Additionally, if you experience impairments that negatively impact your everyday mental abilities, you may qualify for the disability tax credit (DTC). The disability tax credit relieves you of costs to take care of disabilities and reduces the taxes you pay. If you are approved to receive the DTC, you may also qualify for the Registered Disability Savings Plan (RDSP) that helps Canadians living with disabilities to save money tax-free.
Likewise, you may be able to claim short-term disability for mental health issues that affect your attention, concentration, and perception of reality.
How to get short-term disability coverage for mental health Issues
If you’re an employee
If you are not able to work at all, or are unable to continue working at your current job due to mental health challenges, you can take some time off using your company’s paid sick leave. If you do not have sick leave benefits or have exceeded your sick leave days, you can apply for short-term disability benefits through your employer’s group plan.
If you’re self-employed
Self-employed individuals or contractors can use an existing short-term disability coverage from a private insurer, or apply for Employment Insurance (EI) sickness benefits, provided they have made adequate contributions in the year.
Worker’s Compensation Benefits
Unlike physical injuries and sicknesses linked to work operations, it can be difficult to attribute mental health issues to work functions. However, if you can provide records and prove that you are unable to work due to mental health illnesses that are work-related, you may claim workers’ compensation benefits.
CPP & QPP
You can also access Canada Pension Plan (CPP) disability benefits or the Quebec Pension Plan (QPP) disability benefits if you contributed to the plan for the year and meet the eligibility requirements.

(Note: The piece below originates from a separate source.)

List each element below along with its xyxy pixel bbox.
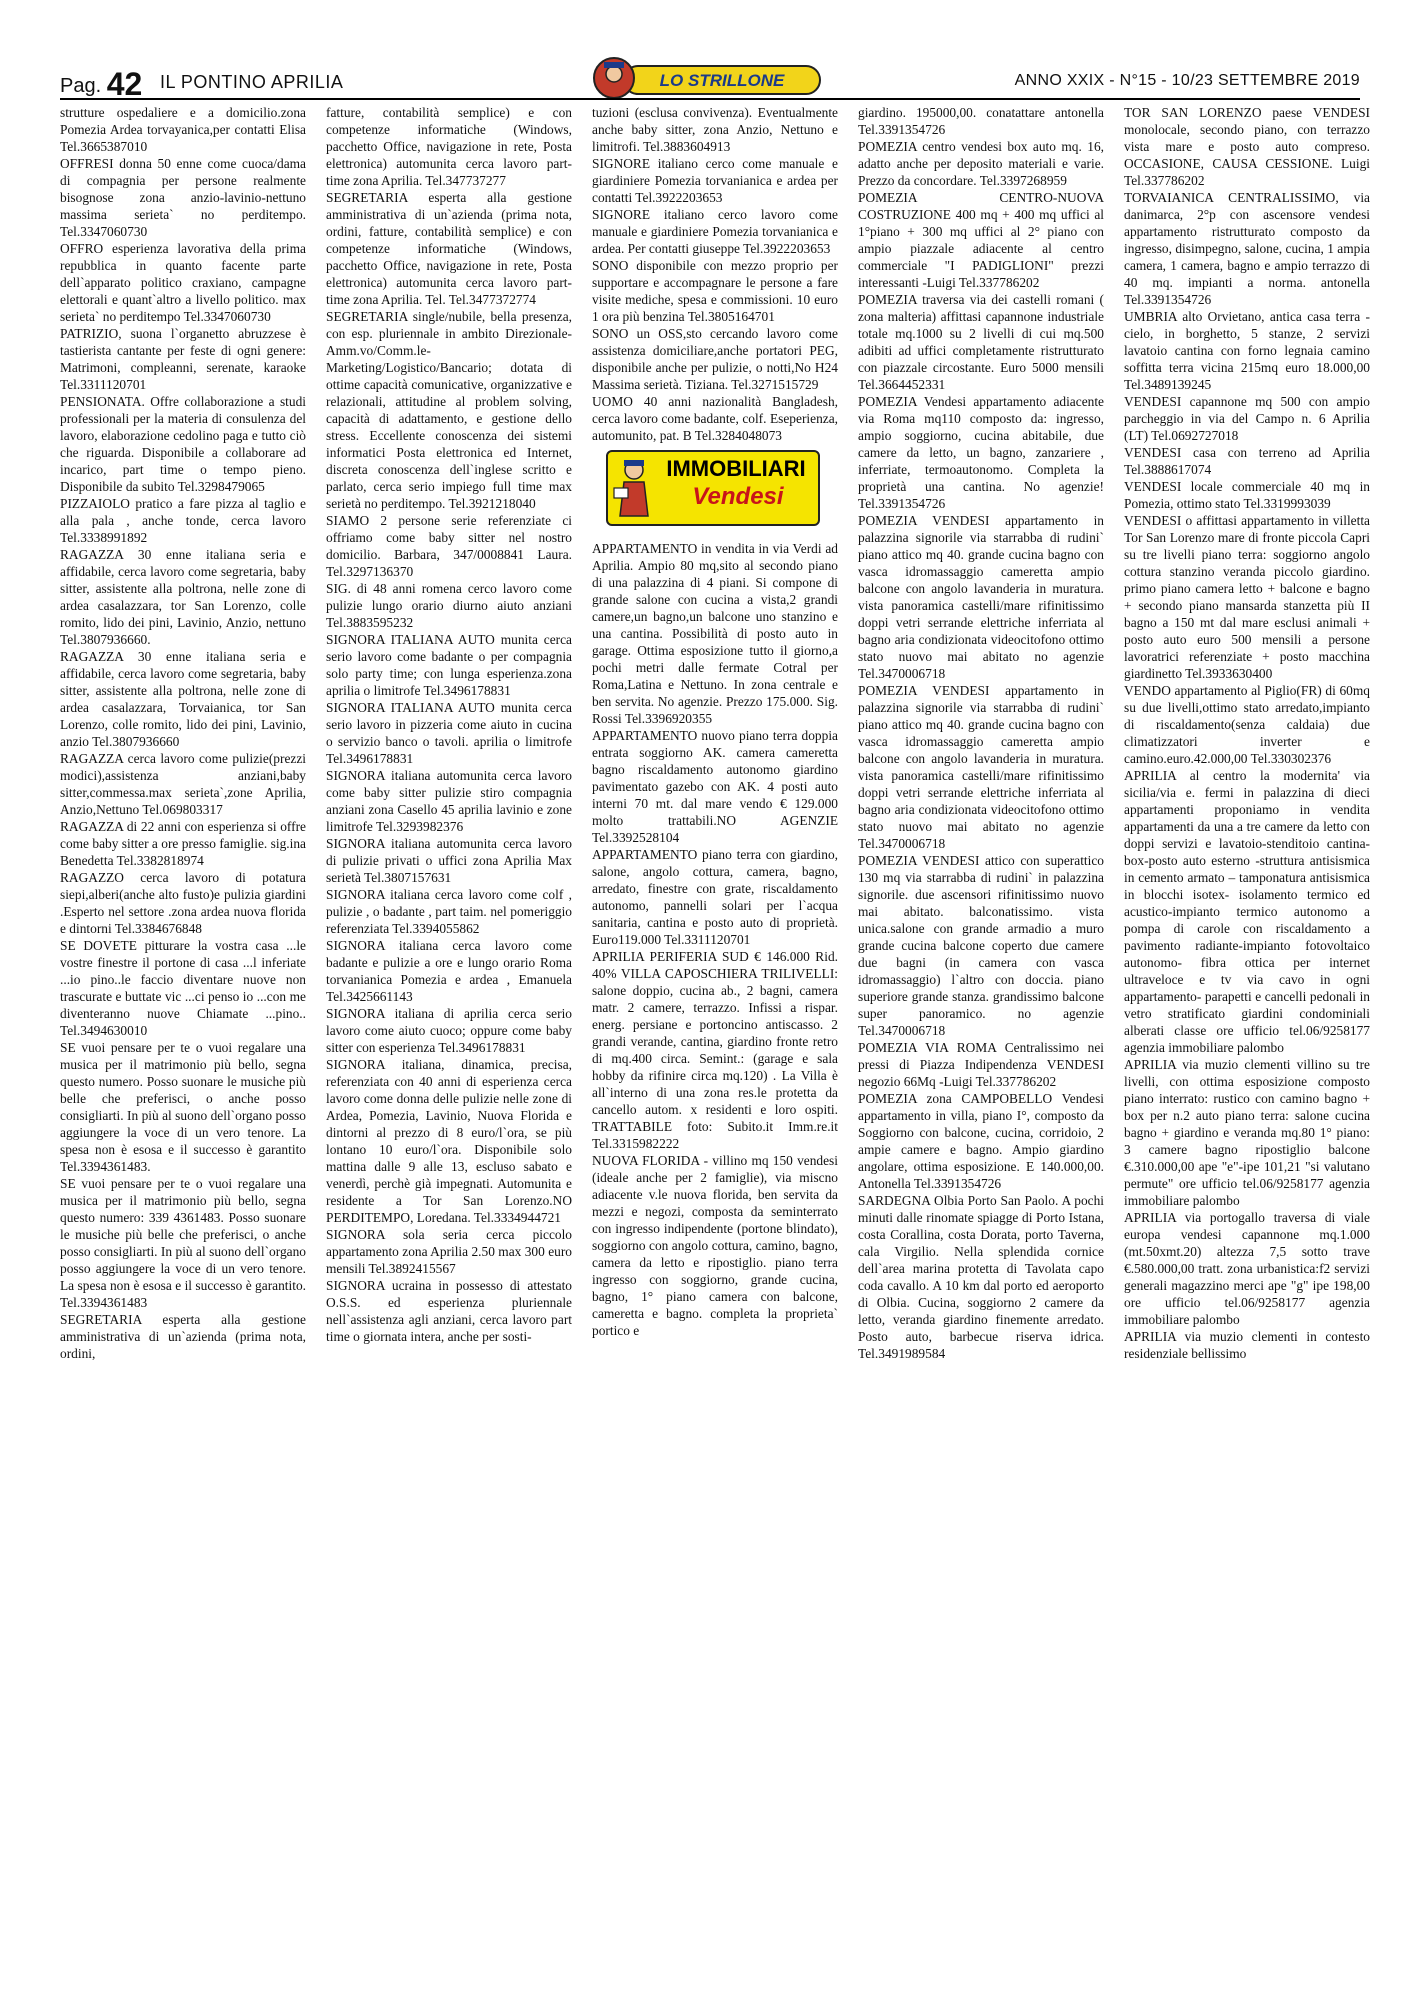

Some provinces provide benefits for disabilities related to mental health issues. If you have little to no income due to a mental health problem, you can contact your province to see what benefits they provide.
When a short-term disability becomes long-term
Sometimes, your time off work due to mental health issues can extend beyond periods covered by short-term disability. In this case, you can explore long-term disability insurance plans that replace a percentage of your income for life or an extended period.
Finding the right short-term disability insurance
Before you purchase a disability insurance policy, research disability insurance providers to find good coverage for an affordable premium. Compare the terms, cost, coverage, and requirements across insurers to get the best policy.
FAQs about short-term disability insurance and mental health
You may be able to claim short-term disability for mental health issues if your insurance policy covers your specific condition. Check with your human resources department to confirm if your group plan covers mental health illnesses or your private insurer.
The Centre for Addiction and Mental Health (CAMH) lists Attention Deficit Hyperactivity Disorder (ADHD) as one of the diagnoses that impact mental health. ADHD may be mild or severe in some cases. Some insurance companies provide coverage for ADHD as a mental health disability when it is severe and impedes your ability to work.
Generally, mental health issues become a disability when they impair your everyday life functions.
The mental health conditions that qualify for disability vary across insurance providers. Some examples of mental health conditions that may qualify for disability are depression, Alzheimer’s, ADHD, schizophrenia, and anxiety disorder.
To claim mental health disability, you need to check if your company’s group insurance policy or your private insurance policy covers mental health issues. If you have coverage for mental health issues, you need to provide medical reports and evidence to show that your mental health challenges make you unable to work.